Most of Creasy’s list has in this sense stood the test of time. The Siege of Orleans and the Battle of Pultowa, between Sweden and Russia in 1709, are perhaps not frequently discussed nowadays, but deserve their place. The former is a welcome corrective to the jingoistic obsession with Agincourt, Crécy, and Poitiers, and reminds us that the French ultimately prevailed. Pultowa was a significant step in the rise of Russia, and a much-neglected warning to any European nation thinking it could crush that power.

And what of the later arrivals at the party? As our sad history of global conflict continued, fresh battles were put forward as ‘decisive’. Gettysburg and Sedan were obvious and enduring contenders. Santiago and Manila, both in 1898, were more of their time, now consigned to American colonial history. It’s difficult to find a naval battle more conclusive than Tsushima in 1905; certainly it was a victory that propelled Japan on to the world stage. The First World War is known chiefly as an attritional stalemate, so it is no surprise that the First Battle of the Marne in September 1914 is one of the few battles from that conflict given the ‘decisive’ label.
The Second World War, of course, gave fresh impetus to the listing trend, though with the rich choice available, it is interesting that the most widely agreed battles date from 1942, generally seen as the year the war turned.
Creasy made his mark on historical writing in many ways. He must also be the only historian referenced in an operetta. In Gilbert and Sullivan’s The Pirates of Penzance, a character boasts that he can ‘quote the fights historical; from Marathon to Waterloo, in order categorical!’
Sir Edward Shepherd Creasy
Born: 12 September 1812
Died: 17 January 1878
Nationality: British

Born three years before the Battle of Waterloo, Creasy was educated at Eton College and later King’s College, Cambridge.
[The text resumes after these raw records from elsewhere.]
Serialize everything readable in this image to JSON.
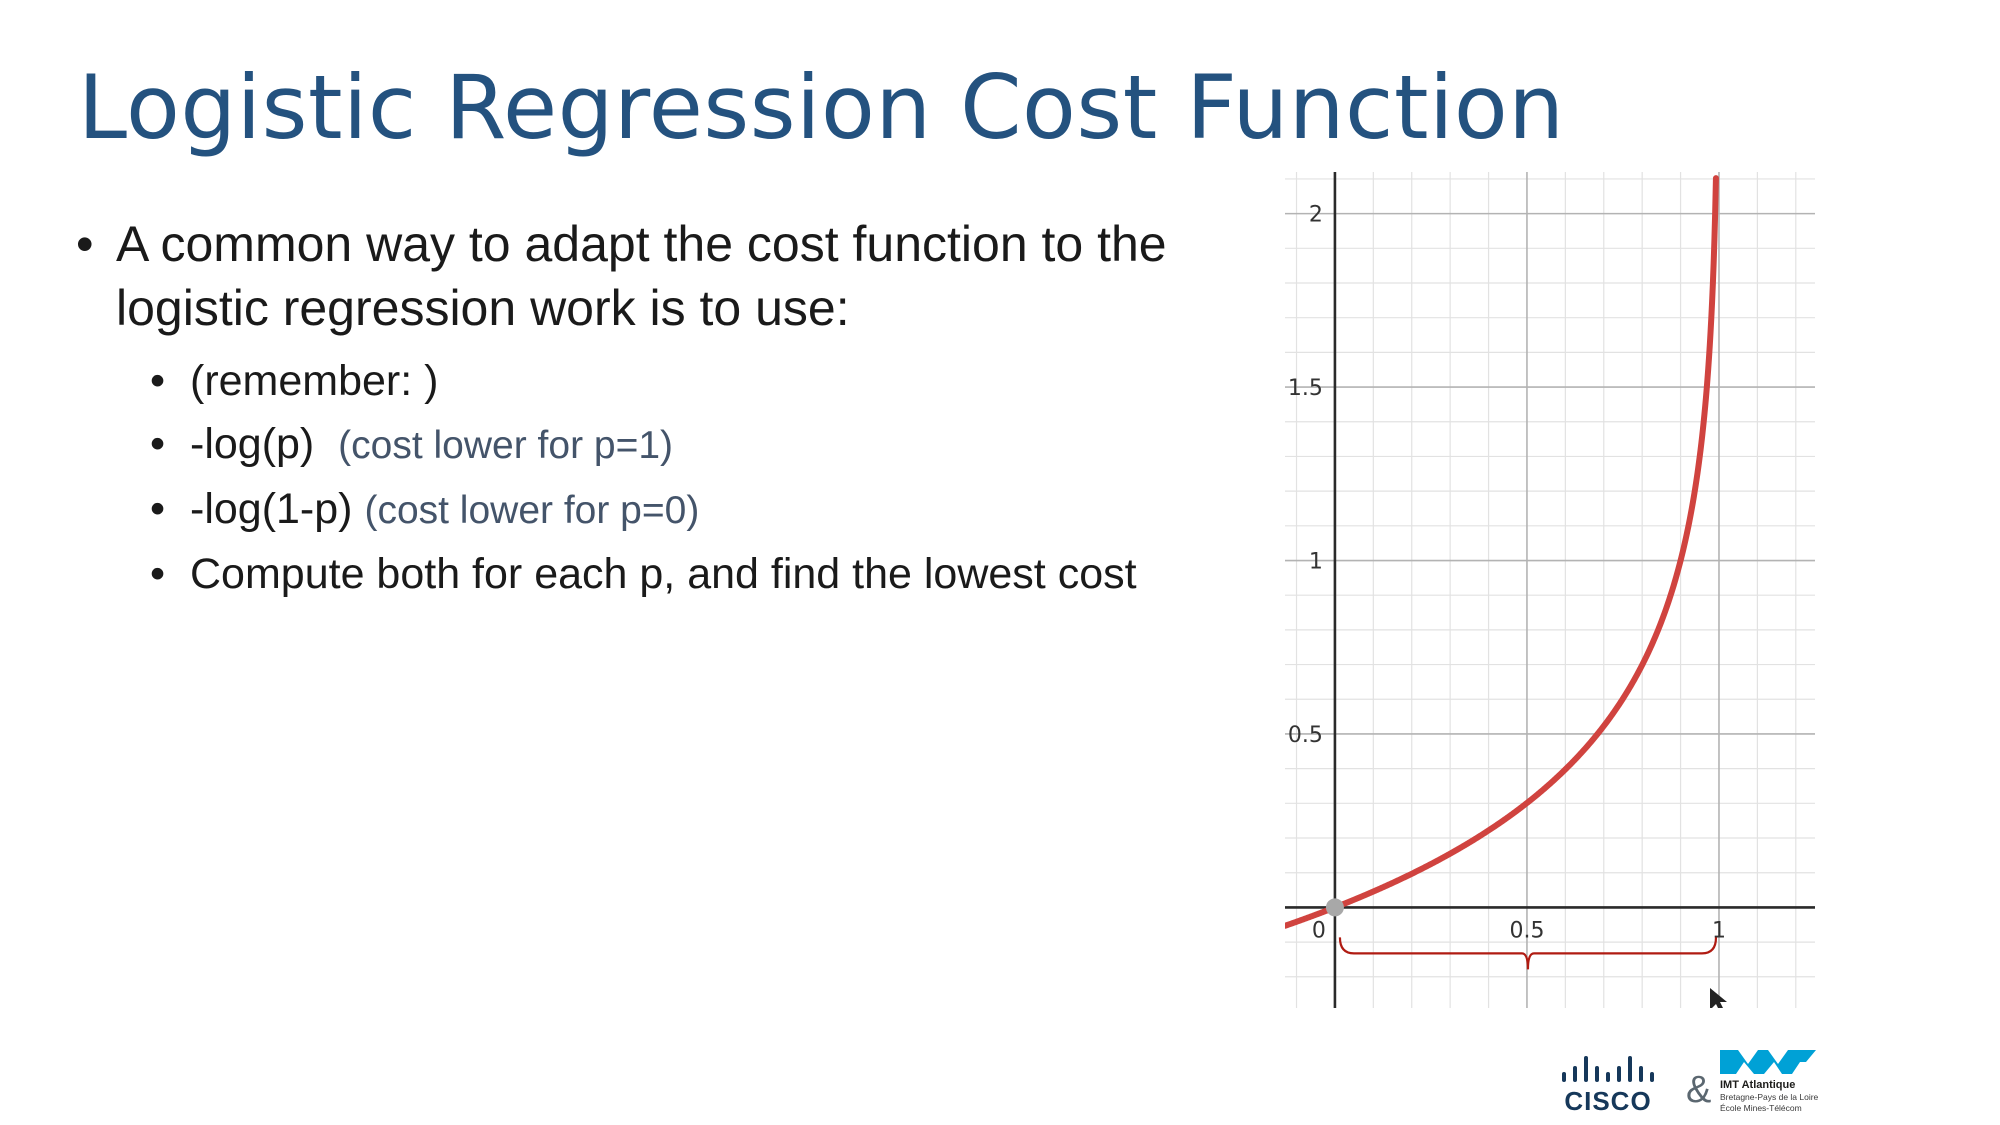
{
  "slide": {
    "title": "Logistic Regression Cost Function",
    "bullets": {
      "main": "A common way to adapt the cost function to the logistic regression work is to use:",
      "sub": [
        {
          "text": "(remember: )",
          "note": ""
        },
        {
          "text": "-log(p)",
          "note": "(cost lower for p=1)"
        },
        {
          "text": "-log(1-p)",
          "note": "(cost lower for p=0)"
        },
        {
          "text": "Compute both for each p, and find the lowest cost",
          "note": ""
        }
      ]
    }
  },
  "chart_data": {
    "type": "line",
    "function": "-log(1-p)",
    "x": [
      -0.1,
      0,
      0.1,
      0.2,
      0.3,
      0.4,
      0.5,
      0.6,
      0.7,
      0.8,
      0.9,
      0.95,
      0.98,
      0.99
    ],
    "y": [
      -0.0414,
      0,
      0.0458,
      0.0969,
      0.1549,
      0.2218,
      0.301,
      0.3979,
      0.5229,
      0.699,
      1.0,
      1.301,
      1.699,
      2.0
    ],
    "xlim": [
      -0.13,
      1.25
    ],
    "ylim": [
      -0.29,
      2.12
    ],
    "xticks": [
      {
        "value": 0,
        "label": "0"
      },
      {
        "value": 0.5,
        "label": "0.5"
      },
      {
        "value": 1,
        "label": "1"
      }
    ],
    "yticks": [
      {
        "value": 0.5,
        "label": "0.5"
      },
      {
        "value": 1,
        "label": "1"
      },
      {
        "value": 1.5,
        "label": "1.5"
      },
      {
        "value": 2,
        "label": "2"
      }
    ],
    "grid": true,
    "minor_grid_step": 0.1,
    "line_color": "#d0433f",
    "brace_color": "#b01b12",
    "brace_range": [
      0,
      1
    ],
    "origin_point": [
      0,
      0
    ]
  },
  "logos": {
    "cisco": "CISCO",
    "amp": "&",
    "imt": {
      "name": "IMT Atlantique",
      "line1": "Bretagne-Pays de la Loire",
      "line2": "École Mines-Télécom"
    }
  }
}
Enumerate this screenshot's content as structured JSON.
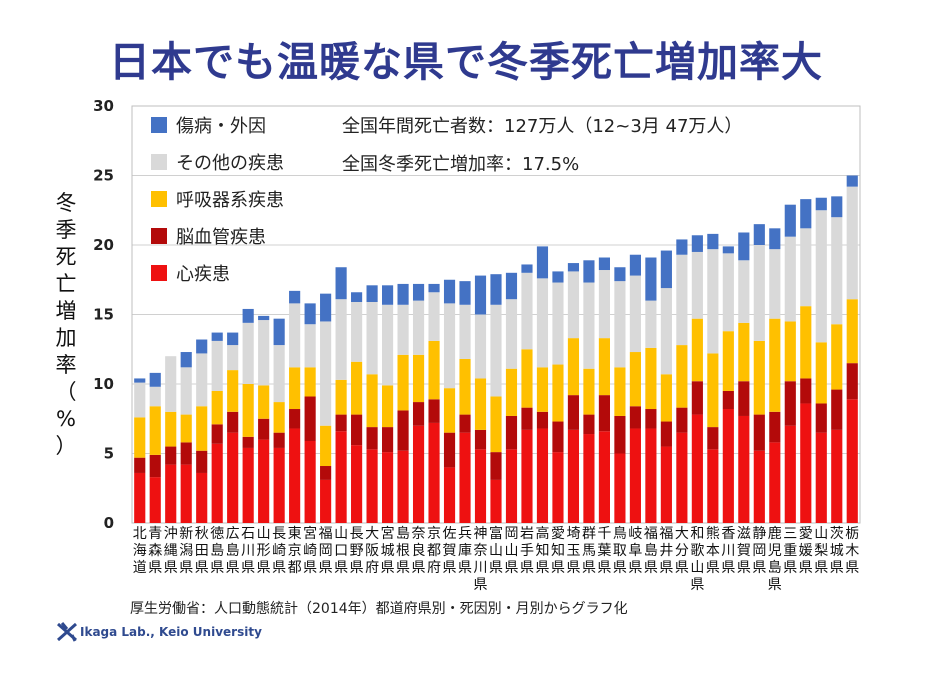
{
  "title": "日本でも温暖な県で冬季死亡増加率大",
  "source": "厚生労働省：人口動態統計（2014年）都道府県別・死因別・月別からグラフ化",
  "lab": "Ikaga Lab., Keio University",
  "chart_data": {
    "type": "bar",
    "stacked": true,
    "ylabel": "冬季死亡増加率（%）",
    "ylim": [
      0,
      30
    ],
    "yticks": [
      0,
      5,
      10,
      15,
      20,
      25,
      30
    ],
    "annotations": [
      "全国年間死亡者数：127万人（12~3月 47万人）",
      "全国冬季死亡増加率：17.5%"
    ],
    "legend_placement": "top-left",
    "categories": [
      "北海道",
      "青森県",
      "沖縄県",
      "新潟県",
      "秋田県",
      "徳島県",
      "広島県",
      "石川県",
      "山形県",
      "長崎県",
      "東京都",
      "宮崎県",
      "福岡県",
      "山口県",
      "長野県",
      "大阪府",
      "宮城県",
      "島根県",
      "奈良県",
      "京都府",
      "佐賀県",
      "兵庫県",
      "神奈川県",
      "富山県",
      "岡山県",
      "岩手県",
      "高知県",
      "愛知県",
      "埼玉県",
      "群馬県",
      "千葉県",
      "鳥取県",
      "岐阜県",
      "福島県",
      "福井県",
      "大分県",
      "和歌山県",
      "熊本県",
      "香川県",
      "滋賀県",
      "静岡県",
      "鹿児島県",
      "三重県",
      "愛媛県",
      "山梨県",
      "茨城県",
      "栃木県"
    ],
    "series": [
      {
        "name": "心疾患",
        "color": "#ee1111",
        "values": [
          3.6,
          3.3,
          4.2,
          4.2,
          3.6,
          5.7,
          6.5,
          5.4,
          6.0,
          5.4,
          6.8,
          5.9,
          3.1,
          6.6,
          5.6,
          5.3,
          5.1,
          5.2,
          7.0,
          7.2,
          4.0,
          6.5,
          5.3,
          3.1,
          5.3,
          6.7,
          6.8,
          5.1,
          6.7,
          6.4,
          6.6,
          5.0,
          6.8,
          6.8,
          5.5,
          6.5,
          7.8,
          5.3,
          8.2,
          7.7,
          5.2,
          5.8,
          7.0,
          8.6,
          6.5,
          6.7,
          8.9
        ]
      },
      {
        "name": "脳血管疾患",
        "color": "#b30a0a",
        "values": [
          1.1,
          1.6,
          1.3,
          1.6,
          1.6,
          1.4,
          1.5,
          0.8,
          1.5,
          1.1,
          1.4,
          3.2,
          1.0,
          1.2,
          2.2,
          1.6,
          1.8,
          2.9,
          1.7,
          1.7,
          2.5,
          1.3,
          1.4,
          2.0,
          2.4,
          1.6,
          1.2,
          2.2,
          2.5,
          1.4,
          2.6,
          2.7,
          1.6,
          1.4,
          1.8,
          1.8,
          2.4,
          1.6,
          1.3,
          2.5,
          2.6,
          2.2,
          3.2,
          1.8,
          2.1,
          2.9,
          2.6
        ]
      },
      {
        "name": "呼吸器系疾患",
        "color": "#ffc000",
        "values": [
          2.9,
          3.5,
          2.5,
          2.0,
          3.2,
          2.4,
          3.0,
          3.8,
          2.4,
          2.2,
          3.0,
          2.1,
          2.9,
          2.5,
          3.8,
          3.8,
          3.0,
          4.0,
          3.4,
          4.2,
          3.2,
          4.0,
          3.7,
          4.0,
          3.4,
          4.2,
          3.2,
          4.1,
          4.1,
          3.3,
          4.1,
          3.5,
          3.9,
          4.4,
          3.4,
          4.5,
          4.5,
          5.3,
          4.3,
          4.2,
          5.3,
          6.7,
          4.3,
          5.2,
          4.4,
          4.7,
          4.6
        ]
      },
      {
        "name": "その他の疾患",
        "color": "#d9d9d9",
        "values": [
          2.5,
          1.4,
          4.0,
          3.4,
          3.8,
          3.6,
          1.8,
          4.4,
          4.7,
          4.1,
          4.6,
          3.1,
          7.5,
          5.8,
          4.3,
          5.2,
          5.8,
          3.6,
          3.9,
          3.5,
          6.1,
          3.9,
          4.6,
          6.6,
          5.0,
          5.5,
          6.4,
          5.9,
          4.8,
          6.2,
          4.9,
          6.2,
          5.5,
          3.4,
          6.2,
          6.5,
          4.8,
          7.5,
          5.6,
          4.5,
          6.9,
          5.0,
          6.1,
          5.6,
          9.5,
          7.7,
          8.1
        ]
      },
      {
        "name": "傷病・外因",
        "color": "#4472c4",
        "values": [
          0.3,
          1.0,
          0.0,
          1.1,
          1.0,
          0.6,
          0.9,
          1.0,
          0.3,
          1.9,
          0.9,
          1.5,
          2.0,
          2.3,
          0.7,
          1.2,
          1.4,
          1.5,
          1.2,
          0.6,
          1.7,
          1.7,
          2.8,
          2.2,
          1.9,
          0.6,
          2.3,
          0.8,
          0.6,
          1.6,
          0.9,
          1.0,
          1.5,
          3.1,
          2.7,
          1.1,
          1.2,
          1.1,
          0.5,
          2.0,
          1.5,
          1.5,
          2.3,
          2.1,
          0.9,
          1.5,
          0.8
        ]
      }
    ]
  }
}
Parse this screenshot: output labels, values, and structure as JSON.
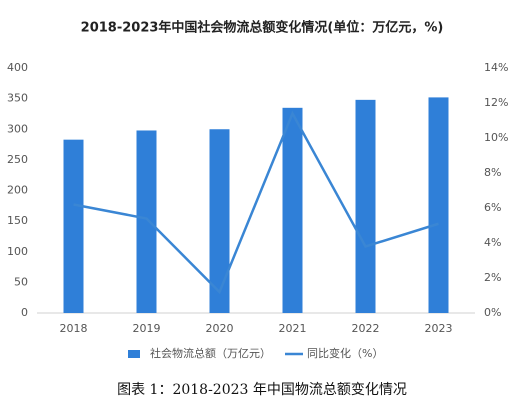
{
  "chart_data": {
    "type": "bar",
    "title": "2018-2023年中国社会物流总额变化情况(单位：万亿元，%)",
    "categories": [
      "2018",
      "2019",
      "2020",
      "2021",
      "2022",
      "2023"
    ],
    "series": [
      {
        "name": "社会物流总额（万亿元）",
        "type": "bar",
        "color": "#2f7fd8",
        "values": [
          283,
          298,
          300,
          335,
          348,
          352
        ]
      },
      {
        "name": "同比变化（%）",
        "type": "line",
        "axis": "y2",
        "color": "#3a86d4",
        "values": [
          6.2,
          5.4,
          1.2,
          11.4,
          3.8,
          5.1
        ]
      }
    ],
    "ylim": [
      0,
      400
    ],
    "yticks": [
      0,
      50,
      100,
      150,
      200,
      250,
      300,
      350,
      400
    ],
    "y2lim": [
      0,
      14
    ],
    "y2ticks": [
      {
        "value": 0,
        "label": "0%"
      },
      {
        "value": 2,
        "label": "2%"
      },
      {
        "value": 4,
        "label": "4%"
      },
      {
        "value": 6,
        "label": "6%"
      },
      {
        "value": 8,
        "label": "8%"
      },
      {
        "value": 10,
        "label": "10%"
      },
      {
        "value": 12,
        "label": "12%"
      },
      {
        "value": 14,
        "label": "14%"
      }
    ],
    "legend": "bottom",
    "caption": "图表 1：2018-2023 年中国物流总额变化情况"
  }
}
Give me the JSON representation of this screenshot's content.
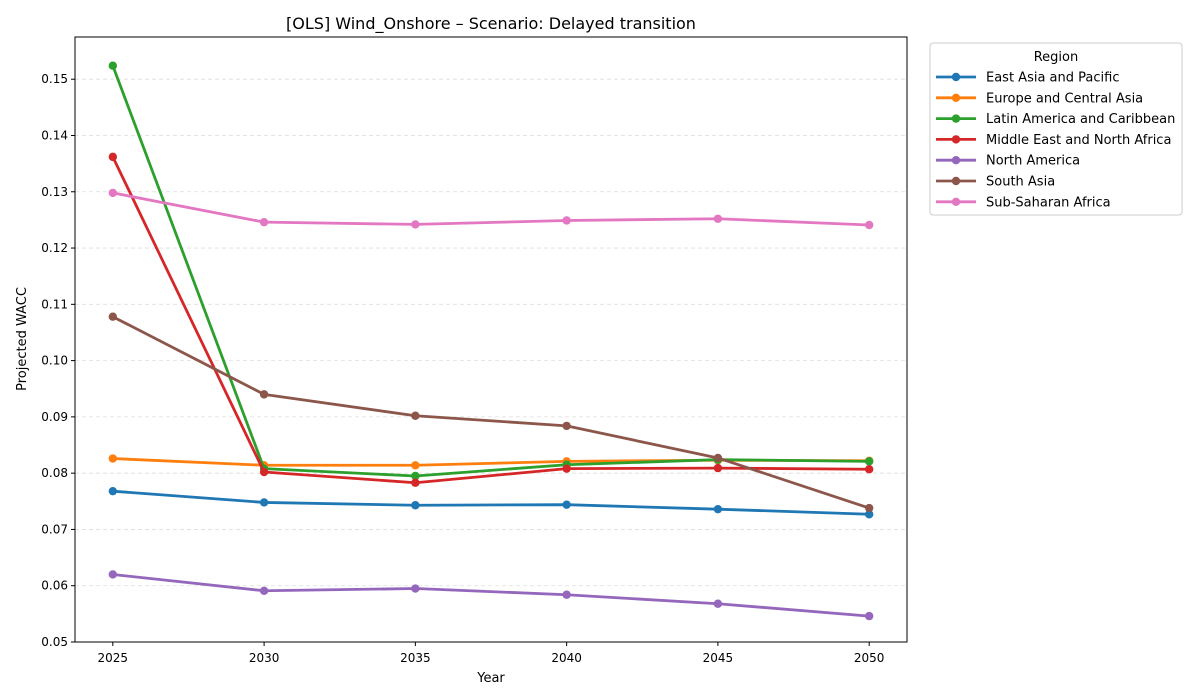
{
  "chart_data": {
    "type": "line",
    "title": "[OLS] Wind_Onshore – Scenario: Delayed transition",
    "xlabel": "Year",
    "ylabel": "Projected WACC",
    "x": [
      2025,
      2030,
      2035,
      2040,
      2045,
      2050
    ],
    "x_tick_labels": [
      "2025",
      "2030",
      "2035",
      "2040",
      "2045",
      "2050"
    ],
    "xlim": [
      2023.75,
      2051.25
    ],
    "ylim": [
      0.05,
      0.1575
    ],
    "y_ticks": [
      0.05,
      0.06,
      0.07,
      0.08,
      0.09,
      0.1,
      0.11,
      0.12,
      0.13,
      0.14,
      0.15
    ],
    "y_tick_labels": [
      "0.05",
      "0.06",
      "0.07",
      "0.08",
      "0.09",
      "0.10",
      "0.11",
      "0.12",
      "0.13",
      "0.14",
      "0.15"
    ],
    "grid": "y-dashed",
    "legend": {
      "title": "Region",
      "placement": "outside-top-right"
    },
    "series": [
      {
        "name": "East Asia and Pacific",
        "color": "#1f77b4",
        "values": [
          0.0768,
          0.0748,
          0.0743,
          0.0744,
          0.0736,
          0.0727
        ]
      },
      {
        "name": "Europe and Central Asia",
        "color": "#ff7f0e",
        "values": [
          0.0826,
          0.0814,
          0.0814,
          0.0821,
          0.0823,
          0.0822
        ]
      },
      {
        "name": "Latin America and Caribbean",
        "color": "#2ca02c",
        "values": [
          0.1524,
          0.0808,
          0.0795,
          0.0815,
          0.0824,
          0.0821
        ]
      },
      {
        "name": "Middle East and North Africa",
        "color": "#d62728",
        "values": [
          0.1362,
          0.0802,
          0.0783,
          0.0808,
          0.0809,
          0.0807
        ]
      },
      {
        "name": "North America",
        "color": "#9467bd",
        "values": [
          0.062,
          0.0591,
          0.0595,
          0.0584,
          0.0568,
          0.0546
        ]
      },
      {
        "name": "South Asia",
        "color": "#8c564b",
        "values": [
          0.1078,
          0.094,
          0.0902,
          0.0884,
          0.0827,
          0.0738
        ]
      },
      {
        "name": "Sub-Saharan Africa",
        "color": "#e377c2",
        "values": [
          0.1298,
          0.1246,
          0.1242,
          0.1249,
          0.1252,
          0.1241
        ]
      }
    ]
  }
}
He was called to the bar in 1837 and appointed assistant judge at the Westminster sessions court. In 1840, Creasy began teaching history at the University of London and wrote a number of historical works. Twenty years later, he moved to Ceylon (now Sri Lanka), where he served as Chief Justice, before poor health forced him to return to England in 1875, three years before his death. His other works include a volume of biographies of ‘eminent Etonians’ and histories of the British and Ottoman Empires. He wrote one novel, Old Love and the New, in 1870.